The word discouraged is the Greek word “athumeo” and means without heart or spirit. To be despondent.
The danger with a command like “obey,” is that you can push a person so hard that they are driven to resist and rebel. Discouragement lacks and positive affirmation and encouragement we all need.
As parents, be sure to affirm and compliment your child for a task completed, even if it’s not 100% the way you want it to be. Use that time to teach them.
Give credit and show appreciation, not only dictate commands. Your encouragement shows appreciation and teaches them how to appreciate and will also foster obedience.
Paul then moves to another relationship common in Bible times, slaves and masters.
Estimates vary, but some scholars state during this time period that one-third of the people in cities such as Colossae would have been slaves.

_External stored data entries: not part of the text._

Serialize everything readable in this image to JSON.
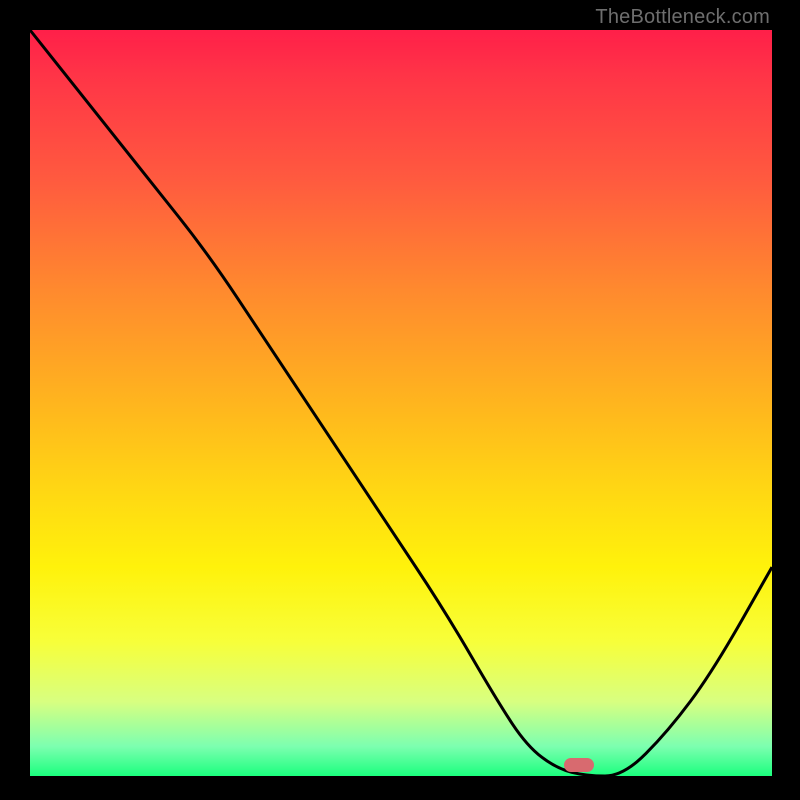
{
  "watermark": "TheBottleneck.com",
  "colors": {
    "background": "#000000",
    "curve_stroke": "#000000",
    "marker_fill": "#d86a6f"
  },
  "chart_data": {
    "type": "line",
    "title": "",
    "xlabel": "",
    "ylabel": "",
    "xlim": [
      0,
      100
    ],
    "ylim": [
      0,
      100
    ],
    "grid": false,
    "legend": false,
    "series": [
      {
        "name": "bottleneck-curve",
        "x": [
          0,
          8,
          16,
          24,
          32,
          40,
          48,
          56,
          63,
          67,
          71,
          75,
          80,
          86,
          92,
          100
        ],
        "values": [
          100,
          90,
          80,
          70,
          58,
          46,
          34,
          22,
          10,
          4,
          1,
          0,
          0,
          6,
          14,
          28
        ]
      }
    ],
    "annotations": [
      {
        "name": "selected-marker",
        "x": 74,
        "y": 1.5
      }
    ]
  }
}
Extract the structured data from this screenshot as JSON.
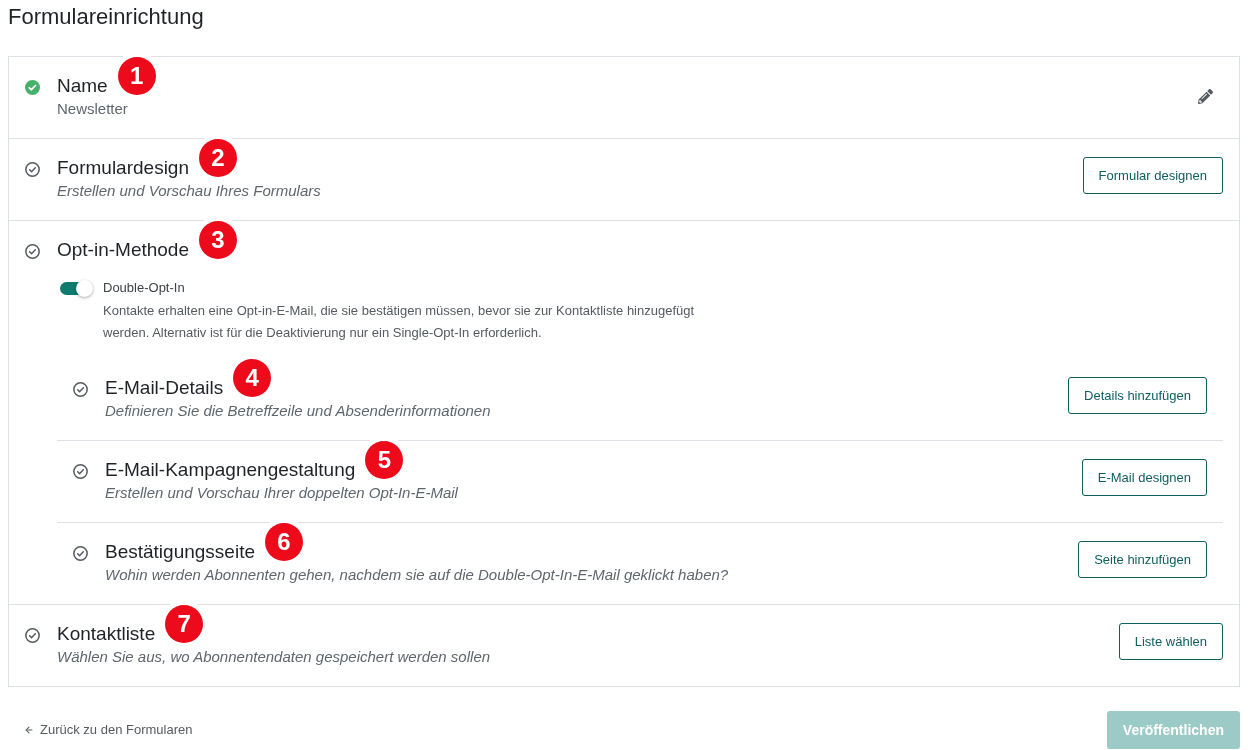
{
  "page_title": "Formulareinrichtung",
  "steps": [
    {
      "title": "Name",
      "value": "Newsletter",
      "completed": true,
      "marker": "1",
      "action": {
        "kind": "edit"
      }
    },
    {
      "title": "Formulardesign",
      "description": "Erstellen und Vorschau Ihres Formulars",
      "completed": false,
      "marker": "2",
      "action": {
        "kind": "button",
        "label": "Formular designen"
      }
    },
    {
      "title": "Opt-in-Methode",
      "completed": false,
      "marker": "3",
      "toggle": {
        "label": "Double-Opt-In",
        "on": true,
        "description": "Kontakte erhalten eine Opt-in-E-Mail, die sie bestätigen müssen, bevor sie zur Kontaktliste hinzugefügt werden. Alternativ ist für die Deaktivierung nur ein Single-Opt-In erforderlich."
      },
      "children": [
        {
          "title": "E-Mail-Details",
          "description": "Definieren Sie die Betreffzeile und Absenderinformationen",
          "completed": false,
          "marker": "4",
          "action": {
            "kind": "button",
            "label": "Details hinzufügen"
          }
        },
        {
          "title": "E-Mail-Kampagnengestaltung",
          "description": "Erstellen und Vorschau Ihrer doppelten Opt-In-E-Mail",
          "completed": false,
          "marker": "5",
          "action": {
            "kind": "button",
            "label": "E-Mail designen"
          }
        },
        {
          "title": "Bestätigungsseite",
          "description": "Wohin werden Abonnenten gehen, nachdem sie auf die Double-Opt-In-E-Mail geklickt haben?",
          "completed": false,
          "marker": "6",
          "action": {
            "kind": "button",
            "label": "Seite hinzufügen"
          }
        }
      ]
    },
    {
      "title": "Kontaktliste",
      "description": "Wählen Sie aus, wo Abonnentendaten gespeichert werden sollen",
      "completed": false,
      "marker": "7",
      "action": {
        "kind": "button",
        "label": "Liste wählen"
      }
    }
  ],
  "footer": {
    "back_link": "Zurück zu den Formularen",
    "publish_button": {
      "label": "Veröffentlichen",
      "disabled": true
    }
  }
}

Slavery was not racially motivated but a matter of war.
Slaves served in various capacities from working in salt mines to trusted and respected household servants who helped run businesses and raise children.
As we know from today, slavery would not come to an end anytime soon in Paul’s day, yet that did not stop him from fracturing this ill-fated institution.
His calls Christians to view and treat slaves as equals. Not as property to be used. Or inferior human beings. His statements informing masters to treat them fairly was unheard of.
Paul’s comment on the treatment of slaves was a step towards disassembling this inhumane establishment. Paul does not endorse the institution of slavery but rather focuses on godly behavior.
Paul encourages slaves to be obedient and to be good workers, not just when they are being watched. Again, there is a caveat that they are to “work as unto the LORD.”
Although they are under the direct supervision of a master, they are to work as if God was their master, knowing that He will reward them. He reminds them that God will repay those who do evil.
This was a warning to them but also to masters who did not treat them well. God shows no favoritism because of wealth or position. This warning is emphasized as Paul gives his final word of instruction for masters. He instructs masters to treat their servants justly and fairly.
- Justly means to treat them righteously in a manner that God would approve.
- Fairly means to treat as equal or proportionately, equitably.
Paul’s behavioral instructions can apply to us as employees and employers. Take these statements and apply them to your work life. God will honor you and your faithfulness, even if no one notices.
Our actions, not only our words, speaks volumes of the faith we profess. Your relationship with God is meant to positively affect every other relationship you have. In the words of St. Francis of Assisi, “Preach Christ, use words if necessary.”